Family takes a step toward canal's required restoration


Published: Sunday, January 11, 2004 at 6:01 a.m.
Last Modified: Sunday, January 11, 2004 at 2:53 a.m.
Two years after the Alachua County Commission voted unanimously to require the family of a former Gainesville mayor to fill a controversial boat canal on Lake Santa Fe, restoration efforts are just now beginning to inch forward, county environmental officials say.
"There's some movement," said Chris Bird, director of the county's Environmental Protection Department. "The Development Review Committee has given them approval. The holdup now is that they are finally pursuing the Suwannee River Water Management District permit" required before the project can begin.
In 2001, the County Commission agreed that Jim Painter and his family had gone overboard when dredging a 1,250-foot-long canal on their property east of the county boat ramp near Melrose.
The issue came to the commission after the Alachua County Code Enforcement Board fined the Painters in April of that year more than $2,000 for removing sediment from the channel.
County staff had determined that silt and clay exposed after the digging of the waterway, which was 20 feet wider and 5 feet deeper after the work was done, would cause water quality problems, including violation of the state's standard for turbidity.
Painter and his lawyer have said that the dredging was routine maintenance of a private waterway - work that does not require a county or district permit. Painter could not be reached for comment.
But Bird and county officials have disputed Painter's maintenance argument, insisting that the digging went too deep, churning up too much muck to be exempted from county environmental rules.
"Everything is tied to a performance standard that they have to be able to meet the state water quality standard for turbidity," the environmental director said recently.

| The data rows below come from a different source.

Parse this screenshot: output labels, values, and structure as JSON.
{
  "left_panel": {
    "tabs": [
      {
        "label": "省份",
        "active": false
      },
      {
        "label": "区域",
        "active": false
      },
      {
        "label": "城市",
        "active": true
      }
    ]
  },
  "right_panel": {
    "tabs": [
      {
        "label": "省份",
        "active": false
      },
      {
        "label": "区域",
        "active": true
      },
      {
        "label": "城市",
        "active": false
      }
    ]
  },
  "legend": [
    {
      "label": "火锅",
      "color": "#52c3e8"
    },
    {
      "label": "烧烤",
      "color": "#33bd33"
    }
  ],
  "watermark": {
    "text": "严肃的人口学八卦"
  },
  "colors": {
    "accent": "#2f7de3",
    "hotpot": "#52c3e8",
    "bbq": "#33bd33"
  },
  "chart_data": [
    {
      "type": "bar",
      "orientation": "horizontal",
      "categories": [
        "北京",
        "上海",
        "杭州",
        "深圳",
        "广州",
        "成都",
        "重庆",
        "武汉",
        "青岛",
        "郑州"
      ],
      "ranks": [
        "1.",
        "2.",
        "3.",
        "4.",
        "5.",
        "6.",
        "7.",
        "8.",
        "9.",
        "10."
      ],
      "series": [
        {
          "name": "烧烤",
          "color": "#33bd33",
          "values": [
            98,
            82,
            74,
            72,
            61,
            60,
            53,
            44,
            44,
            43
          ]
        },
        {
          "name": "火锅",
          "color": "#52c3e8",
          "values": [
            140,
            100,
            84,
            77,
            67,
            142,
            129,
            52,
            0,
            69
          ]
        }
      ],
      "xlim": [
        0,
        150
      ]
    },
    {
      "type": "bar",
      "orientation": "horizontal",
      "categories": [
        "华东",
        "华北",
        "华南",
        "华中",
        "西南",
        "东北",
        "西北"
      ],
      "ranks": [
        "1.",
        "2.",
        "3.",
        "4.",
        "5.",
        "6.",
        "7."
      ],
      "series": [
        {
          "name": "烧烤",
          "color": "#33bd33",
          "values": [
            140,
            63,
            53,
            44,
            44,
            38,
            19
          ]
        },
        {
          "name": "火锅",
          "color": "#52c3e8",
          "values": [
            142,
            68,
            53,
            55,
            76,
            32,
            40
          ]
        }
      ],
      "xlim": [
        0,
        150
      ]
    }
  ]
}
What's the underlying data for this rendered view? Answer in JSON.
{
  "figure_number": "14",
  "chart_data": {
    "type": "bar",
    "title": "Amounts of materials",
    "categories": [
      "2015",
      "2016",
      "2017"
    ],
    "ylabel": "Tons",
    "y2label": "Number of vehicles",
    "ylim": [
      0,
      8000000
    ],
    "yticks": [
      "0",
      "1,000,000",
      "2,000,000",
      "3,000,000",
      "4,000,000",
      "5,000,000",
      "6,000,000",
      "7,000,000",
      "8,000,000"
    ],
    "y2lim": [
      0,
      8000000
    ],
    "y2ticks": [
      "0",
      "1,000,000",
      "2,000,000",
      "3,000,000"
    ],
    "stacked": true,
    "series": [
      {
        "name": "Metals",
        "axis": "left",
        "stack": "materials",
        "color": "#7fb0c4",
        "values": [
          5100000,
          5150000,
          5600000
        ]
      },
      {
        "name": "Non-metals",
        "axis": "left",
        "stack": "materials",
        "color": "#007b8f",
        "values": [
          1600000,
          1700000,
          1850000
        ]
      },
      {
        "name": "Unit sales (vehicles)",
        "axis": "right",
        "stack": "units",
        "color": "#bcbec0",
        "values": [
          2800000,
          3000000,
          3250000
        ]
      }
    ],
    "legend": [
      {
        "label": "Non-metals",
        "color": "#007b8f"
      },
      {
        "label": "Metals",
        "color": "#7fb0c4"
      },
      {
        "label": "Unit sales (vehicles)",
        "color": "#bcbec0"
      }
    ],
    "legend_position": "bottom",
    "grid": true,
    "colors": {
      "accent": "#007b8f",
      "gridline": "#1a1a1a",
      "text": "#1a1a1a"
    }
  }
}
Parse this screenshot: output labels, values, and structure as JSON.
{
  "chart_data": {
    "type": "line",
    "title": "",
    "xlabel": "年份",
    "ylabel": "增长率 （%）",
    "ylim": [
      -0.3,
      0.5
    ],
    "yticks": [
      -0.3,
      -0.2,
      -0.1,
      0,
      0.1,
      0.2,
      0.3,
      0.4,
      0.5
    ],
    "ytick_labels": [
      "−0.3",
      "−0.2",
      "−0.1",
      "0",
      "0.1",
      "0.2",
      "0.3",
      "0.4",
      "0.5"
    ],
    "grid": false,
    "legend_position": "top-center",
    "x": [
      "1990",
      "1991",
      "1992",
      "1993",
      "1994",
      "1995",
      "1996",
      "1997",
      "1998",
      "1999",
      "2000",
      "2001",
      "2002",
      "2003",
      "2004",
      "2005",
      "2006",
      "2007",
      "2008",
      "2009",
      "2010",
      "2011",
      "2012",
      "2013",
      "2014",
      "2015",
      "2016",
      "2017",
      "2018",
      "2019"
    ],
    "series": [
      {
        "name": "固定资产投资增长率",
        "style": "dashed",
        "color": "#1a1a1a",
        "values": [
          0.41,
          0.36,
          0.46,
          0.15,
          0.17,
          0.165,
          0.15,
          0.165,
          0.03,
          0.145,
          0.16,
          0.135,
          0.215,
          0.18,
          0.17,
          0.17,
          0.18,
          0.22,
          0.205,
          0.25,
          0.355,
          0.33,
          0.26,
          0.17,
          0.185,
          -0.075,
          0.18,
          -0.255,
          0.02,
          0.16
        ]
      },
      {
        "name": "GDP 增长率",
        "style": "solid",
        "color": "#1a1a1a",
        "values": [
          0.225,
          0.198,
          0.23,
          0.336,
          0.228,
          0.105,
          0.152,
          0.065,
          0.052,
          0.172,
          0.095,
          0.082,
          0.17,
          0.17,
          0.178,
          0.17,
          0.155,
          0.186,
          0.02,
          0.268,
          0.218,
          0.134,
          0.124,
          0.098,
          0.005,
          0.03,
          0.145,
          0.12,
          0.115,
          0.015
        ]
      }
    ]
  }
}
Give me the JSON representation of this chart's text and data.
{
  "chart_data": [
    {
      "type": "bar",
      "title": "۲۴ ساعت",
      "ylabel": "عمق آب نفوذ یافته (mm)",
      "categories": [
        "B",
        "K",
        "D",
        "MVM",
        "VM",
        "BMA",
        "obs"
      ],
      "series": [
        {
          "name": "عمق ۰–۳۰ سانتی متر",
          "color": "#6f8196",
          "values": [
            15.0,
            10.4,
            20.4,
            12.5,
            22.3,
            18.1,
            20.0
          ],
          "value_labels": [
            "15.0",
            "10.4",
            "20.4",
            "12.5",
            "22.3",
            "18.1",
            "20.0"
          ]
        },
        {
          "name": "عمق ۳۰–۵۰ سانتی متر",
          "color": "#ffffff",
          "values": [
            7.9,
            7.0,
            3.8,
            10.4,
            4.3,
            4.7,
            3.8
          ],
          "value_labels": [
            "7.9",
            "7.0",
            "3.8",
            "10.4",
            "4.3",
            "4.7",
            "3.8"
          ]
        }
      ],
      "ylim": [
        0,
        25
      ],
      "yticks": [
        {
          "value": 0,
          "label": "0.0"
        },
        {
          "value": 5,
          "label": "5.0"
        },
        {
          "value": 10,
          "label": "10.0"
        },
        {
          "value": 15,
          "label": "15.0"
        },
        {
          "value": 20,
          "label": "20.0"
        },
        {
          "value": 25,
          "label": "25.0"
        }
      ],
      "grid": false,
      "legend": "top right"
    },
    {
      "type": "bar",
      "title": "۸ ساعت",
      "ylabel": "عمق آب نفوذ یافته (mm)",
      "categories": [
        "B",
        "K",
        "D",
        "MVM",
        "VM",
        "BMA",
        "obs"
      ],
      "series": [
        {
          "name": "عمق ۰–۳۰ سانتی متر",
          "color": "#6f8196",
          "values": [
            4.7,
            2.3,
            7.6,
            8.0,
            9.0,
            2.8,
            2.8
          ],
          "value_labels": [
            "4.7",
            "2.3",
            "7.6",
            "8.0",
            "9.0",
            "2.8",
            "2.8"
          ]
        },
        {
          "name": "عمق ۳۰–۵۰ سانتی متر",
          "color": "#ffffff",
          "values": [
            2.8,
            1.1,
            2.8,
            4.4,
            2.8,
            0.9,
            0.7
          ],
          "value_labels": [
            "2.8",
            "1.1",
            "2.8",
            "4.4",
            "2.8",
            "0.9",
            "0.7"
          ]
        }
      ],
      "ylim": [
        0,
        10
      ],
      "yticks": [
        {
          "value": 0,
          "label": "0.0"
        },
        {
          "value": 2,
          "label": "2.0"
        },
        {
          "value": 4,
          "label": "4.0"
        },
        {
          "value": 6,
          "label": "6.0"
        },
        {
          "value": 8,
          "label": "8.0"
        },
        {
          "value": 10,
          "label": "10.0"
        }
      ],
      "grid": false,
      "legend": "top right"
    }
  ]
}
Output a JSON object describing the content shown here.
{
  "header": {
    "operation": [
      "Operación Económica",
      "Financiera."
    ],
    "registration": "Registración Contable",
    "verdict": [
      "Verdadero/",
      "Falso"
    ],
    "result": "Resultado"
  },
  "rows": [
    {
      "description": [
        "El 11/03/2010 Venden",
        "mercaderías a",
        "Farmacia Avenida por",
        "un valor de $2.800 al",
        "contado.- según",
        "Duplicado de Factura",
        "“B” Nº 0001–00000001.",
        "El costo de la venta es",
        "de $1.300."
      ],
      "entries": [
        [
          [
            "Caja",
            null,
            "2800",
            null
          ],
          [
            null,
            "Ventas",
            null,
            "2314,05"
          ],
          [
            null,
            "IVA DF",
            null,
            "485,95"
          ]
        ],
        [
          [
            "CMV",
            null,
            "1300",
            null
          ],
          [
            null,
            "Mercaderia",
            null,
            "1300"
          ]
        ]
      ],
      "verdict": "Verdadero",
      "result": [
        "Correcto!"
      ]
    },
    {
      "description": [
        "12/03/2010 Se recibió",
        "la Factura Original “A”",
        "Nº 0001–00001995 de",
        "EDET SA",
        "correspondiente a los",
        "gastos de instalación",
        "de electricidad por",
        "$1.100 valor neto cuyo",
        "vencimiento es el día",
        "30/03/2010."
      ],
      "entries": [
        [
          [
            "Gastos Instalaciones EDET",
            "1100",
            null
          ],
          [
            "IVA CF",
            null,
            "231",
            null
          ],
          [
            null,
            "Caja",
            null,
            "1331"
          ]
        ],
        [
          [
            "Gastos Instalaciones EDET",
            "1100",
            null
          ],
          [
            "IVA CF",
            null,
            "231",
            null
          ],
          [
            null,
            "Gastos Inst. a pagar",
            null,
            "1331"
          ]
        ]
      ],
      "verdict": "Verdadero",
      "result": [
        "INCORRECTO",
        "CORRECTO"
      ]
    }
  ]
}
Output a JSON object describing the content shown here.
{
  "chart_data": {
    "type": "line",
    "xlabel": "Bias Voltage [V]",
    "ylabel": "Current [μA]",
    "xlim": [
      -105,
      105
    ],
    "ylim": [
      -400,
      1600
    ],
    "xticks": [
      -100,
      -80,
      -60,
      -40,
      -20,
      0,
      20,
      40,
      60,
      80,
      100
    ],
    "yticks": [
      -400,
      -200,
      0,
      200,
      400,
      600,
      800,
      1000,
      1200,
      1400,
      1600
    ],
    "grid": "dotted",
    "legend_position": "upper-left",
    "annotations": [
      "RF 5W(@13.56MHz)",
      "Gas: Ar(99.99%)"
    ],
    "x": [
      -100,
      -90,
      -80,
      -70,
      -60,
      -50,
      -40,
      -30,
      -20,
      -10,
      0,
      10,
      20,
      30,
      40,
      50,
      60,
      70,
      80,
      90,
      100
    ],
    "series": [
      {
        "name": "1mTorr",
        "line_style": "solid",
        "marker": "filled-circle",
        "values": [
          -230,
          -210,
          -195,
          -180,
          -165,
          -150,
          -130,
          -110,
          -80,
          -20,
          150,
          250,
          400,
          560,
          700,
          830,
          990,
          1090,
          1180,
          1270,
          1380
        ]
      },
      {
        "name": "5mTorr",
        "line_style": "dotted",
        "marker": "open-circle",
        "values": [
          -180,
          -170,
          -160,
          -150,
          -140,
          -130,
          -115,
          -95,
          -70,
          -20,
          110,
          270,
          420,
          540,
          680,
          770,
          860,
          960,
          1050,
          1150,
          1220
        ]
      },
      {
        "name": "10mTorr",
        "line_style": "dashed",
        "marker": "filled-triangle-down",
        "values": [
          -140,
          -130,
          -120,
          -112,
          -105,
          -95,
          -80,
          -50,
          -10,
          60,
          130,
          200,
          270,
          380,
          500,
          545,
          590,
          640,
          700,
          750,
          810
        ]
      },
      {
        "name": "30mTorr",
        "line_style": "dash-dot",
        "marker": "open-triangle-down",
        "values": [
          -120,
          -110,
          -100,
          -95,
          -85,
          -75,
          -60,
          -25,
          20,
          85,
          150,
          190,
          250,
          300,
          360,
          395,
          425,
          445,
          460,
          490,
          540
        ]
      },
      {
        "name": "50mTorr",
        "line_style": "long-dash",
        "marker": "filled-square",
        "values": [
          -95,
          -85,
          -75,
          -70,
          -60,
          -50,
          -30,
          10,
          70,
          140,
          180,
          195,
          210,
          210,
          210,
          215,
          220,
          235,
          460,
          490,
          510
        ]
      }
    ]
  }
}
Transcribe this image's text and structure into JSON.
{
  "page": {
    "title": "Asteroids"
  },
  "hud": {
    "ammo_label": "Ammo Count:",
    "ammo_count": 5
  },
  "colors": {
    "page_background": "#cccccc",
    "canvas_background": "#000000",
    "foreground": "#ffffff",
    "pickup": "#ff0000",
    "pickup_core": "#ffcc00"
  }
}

"One of the reasons the turbidity was so different is that they disturbed this clay layer" at the bottom of the canal.
Once that happened, Bird said, tiny clay particles were disbursed into the water column, making it difficult for fish to breathe or plants to grow.
"The problem with these clay particles is that it can take them literally years to settle out."
In response to environmental concerns and the county's fine, Painter's parents, who own the property, requested an amendment to the canal's original 1976 permit so the digging wouldn't have to be undone.
County commissioners didn't comply with the request, but did agree to approve an amended permit on the condition that the channel be restored before it could be reopened to the lake.
Today, the northern reaches of the canal are blocked by a yellow silt curtain, stretched from bank to bank underwater, which blocks suspended clays from moving into Lake Santa Fe.
Over the past two years, much of the clay has returned to the bottom of the canal, and concerns over its water quality have subsided.
Jon Dinges, director of resource management for the district, said Painter has submitted an application for district approval to begin the restoration work, but the district was still waiting for specific project information.
Once that is received, restoration of the long-disputed environmental problem can finally begin, Dinges said.